Markets are confronting renewed fears of stagflation as persistent inflation around 3% coincides with concerns about President Trump’s assertive trade policies.
Although many investors remain optimistic about a pro-growth agenda, a Bank of America survey indicates that fund managers’ worries about stagflation have climbed to a seven-month high.
New tariffs on autos, semiconductors, and pharmaceuticals—combined with existing trade measures—could slow economic growth while raising prices, creating a scenario that echoes aspects of the stagflationary pressures seen in the 1970s.
Economists note that stagflation arises when inflation and unemployment move higher even as economic output stalls. In the current context, higher import costs from tariffs would directly raise consumer and producer prices, while trade frictions and retaliatory measures could disrupt supply chains and dampen investment. That mix risks undermining both demand and supply, making it harder for policymakers to respond with conventional tools.

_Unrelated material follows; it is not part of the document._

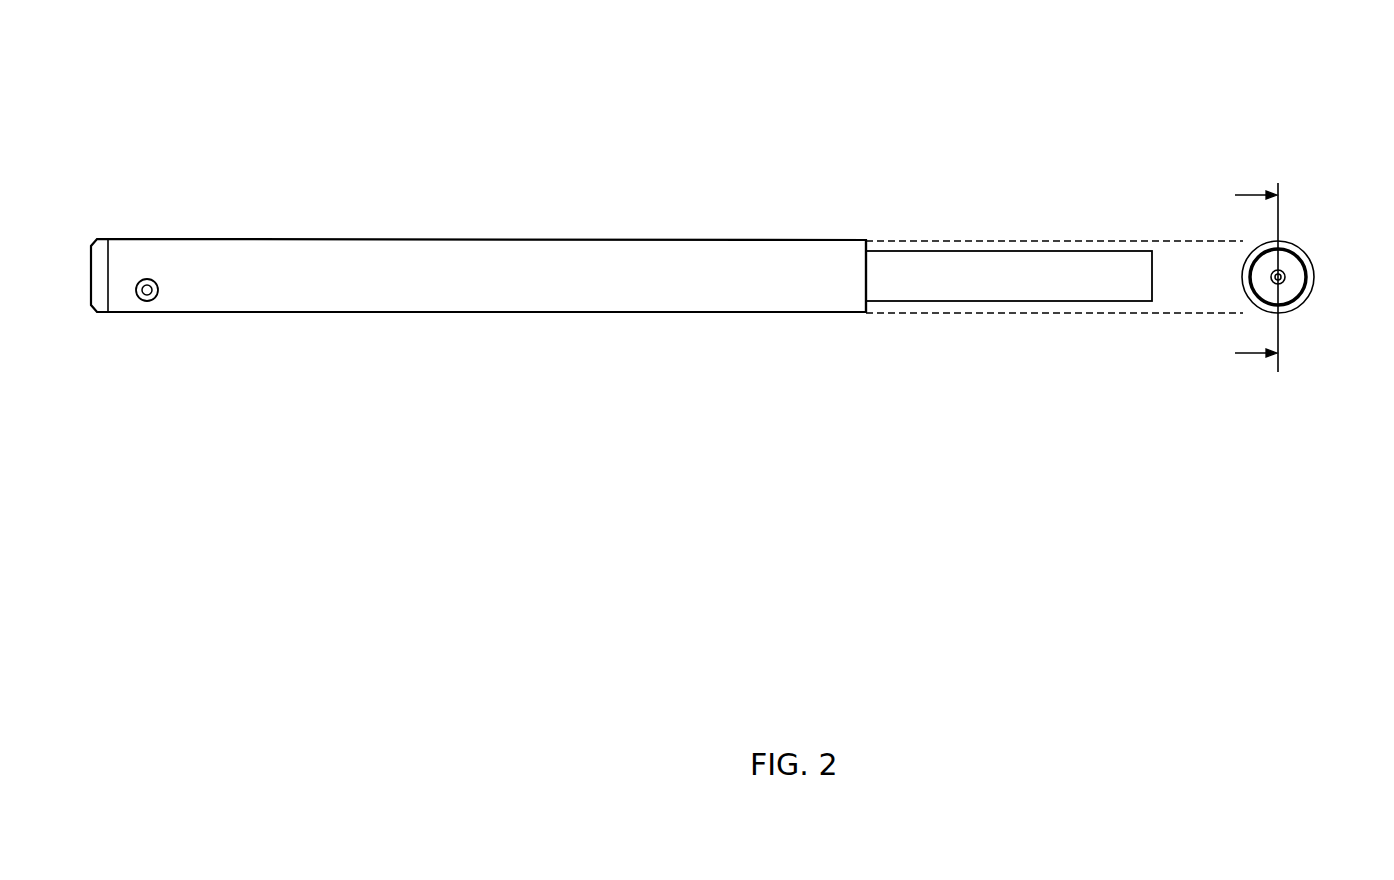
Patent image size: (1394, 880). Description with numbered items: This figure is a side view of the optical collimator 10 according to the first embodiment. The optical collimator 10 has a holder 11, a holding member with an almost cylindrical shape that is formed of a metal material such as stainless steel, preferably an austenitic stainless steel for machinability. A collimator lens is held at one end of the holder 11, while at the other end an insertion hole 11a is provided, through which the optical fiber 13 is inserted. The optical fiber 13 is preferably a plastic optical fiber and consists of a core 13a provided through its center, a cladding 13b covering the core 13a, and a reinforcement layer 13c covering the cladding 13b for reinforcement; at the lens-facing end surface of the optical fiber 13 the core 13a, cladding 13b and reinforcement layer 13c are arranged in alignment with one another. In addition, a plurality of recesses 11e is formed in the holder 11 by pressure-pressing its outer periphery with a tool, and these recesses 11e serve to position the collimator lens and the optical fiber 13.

Monetary policymakers face a difficult balance. If inflation remains sticky, central banks could be pressured to maintain tighter policy settings, which would restrain growth. Conversely, easing policy to support the economy risks allowing inflation to accelerate. The interplay between fiscal policy, trade measures, and global price pressures will be critical in determining whether the current environment evolves into a prolonged period of weak growth and higher inflation or proves more transitory.
Market participants are watching corporate guidance, consumer spending, and employment data for signs of weakening demand, while also monitoring commodity prices and supply-chain indicators that could signal rising cost pressure. Corporate earnings could come under strain if companies face higher input costs and softer revenue growth, which in turn could affect equity valuations.
While the risk of stagflation has risen in sentiment surveys, outcomes will depend on the scale and duration of trade actions and the extent to which supply-side bottlenecks are resolved. Policymakers and businesses will need to weigh trade-offs carefully to avoid policy responses that exacerbate either inflation or growth concerns.